I don’t tend to watch a lot of news. We don’t have cable at home, and I’ve usually got 50 thousand different things to do with my time once I get home from work. So I’m frequently out of the loop on a lot of things.
So apparently George Lopez called Kirstie Alley a pig. If you’re fat, you get used to things like that. However, it does not mean that it’s acceptable.
I’ll never forget one day when I was living in Salt Lake City. I worked at the University of Utah, and was crossing the street to go from employee parking to my building. A car full of boys sped up and raced dangerously close to me as I was in the crosswalk, and hollered “fat bitch” at me out of their windows. What’s sad is that I was in a losing cycle at the time, and feeling comparatively cute. What’s sad is that they knew nothing about me beyond the fact that I weighed more than their apparently acceptable weight limits, and based on that decided that it was within their rights to publicly humiliate and shame me. What’s sad is that they showed themselves to be ugly and unkind people to someone who was predisposed to think they were probably fairly nice guys.

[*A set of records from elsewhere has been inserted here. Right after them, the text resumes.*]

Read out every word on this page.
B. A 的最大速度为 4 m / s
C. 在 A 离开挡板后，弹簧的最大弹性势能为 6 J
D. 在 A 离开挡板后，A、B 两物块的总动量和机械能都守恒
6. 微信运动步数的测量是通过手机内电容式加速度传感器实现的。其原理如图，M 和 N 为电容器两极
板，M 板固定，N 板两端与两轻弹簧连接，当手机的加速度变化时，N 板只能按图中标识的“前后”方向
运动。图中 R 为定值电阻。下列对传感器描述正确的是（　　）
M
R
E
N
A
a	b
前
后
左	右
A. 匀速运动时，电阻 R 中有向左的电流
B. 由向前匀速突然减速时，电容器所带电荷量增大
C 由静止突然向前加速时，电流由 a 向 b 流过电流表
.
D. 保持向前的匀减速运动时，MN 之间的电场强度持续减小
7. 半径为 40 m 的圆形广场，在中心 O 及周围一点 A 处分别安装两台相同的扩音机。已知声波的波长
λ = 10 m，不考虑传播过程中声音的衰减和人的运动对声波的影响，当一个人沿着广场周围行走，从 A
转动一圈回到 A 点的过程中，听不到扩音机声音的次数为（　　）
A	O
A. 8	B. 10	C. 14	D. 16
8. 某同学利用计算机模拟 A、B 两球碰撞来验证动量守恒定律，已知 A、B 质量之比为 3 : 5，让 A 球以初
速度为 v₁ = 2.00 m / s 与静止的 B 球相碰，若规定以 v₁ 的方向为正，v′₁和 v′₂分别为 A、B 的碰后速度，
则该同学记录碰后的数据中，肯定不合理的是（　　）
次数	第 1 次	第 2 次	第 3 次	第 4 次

So I’m with Richard Simmons on this one. http://www.cnn.com/2011/OPINION/03/29/simmons.weight.jokes/index.html?hpt=C2#
I’m also really disgusted by a lot of the comments to Simmons’s commentary. Because I have control over what I put in my mouth and how much exercise I do, that gives others the right and privilege to make fun of me if I don’t meet their standards?
I’m not a big Kirstie Alley fan. I don’t care for her sense of humour, and haven’t enjoyed any of the shows I’ve watched her in. But I will proudly stand up next to her and proclaim her right to go through life without being mocked and tormented because of her weight. If it were easy for people to control weight, people wouldn’t be fat if they didn’t want to be, and there would be no smokers who were unsuccessful in their attempts to quit smoking if that were easy. I know how hard it is for me to cope with my own problems, and I hope I would be the last to accuse someone else for their difficulties and their problems.
I see that Lopez apologized, and I’m glad. I have as much of a sense of humour as anyone, but I don’t find pointing fingers at others pain amusing.
Even amongst fat people, there is plenty of blaming going on. If someone is fatter than you are, it can make you feel smugly superior. If someone was formerly fat but is losing, it can make you feel defensive. If you lose weight “the natural way,” solely with diet and exercise, you might feel superior to someone who had weight loss surgery.
There are so many people looking down on fat people, and it’s just sad. No one is a better person or a worse person solely by virtue of how much he/she weighs. (Or how tall or short he/she is, or whether he/she smokes, etc.) My point is, we’re all in this world together. It’d be nice if we spent as much time building people up as we do tearing them down.
I’m fat, I admit it, not that I could disguise it. I eat too much. I exercise too little. But I do eat much less than I did even four months ago; I weigh significantly less than I did four months ago; I exercise more than I did four months ago. I care about what I look like. I care about what kind of a person I am. And if you look at me and see nothing but my weight and decide, based on that sole factor, that I’m a bitch or am ugly or lazy or stupid, well, I feel sorry for you. But hey–don’t bother to share your opinion of me, because what you think of me is none of my business.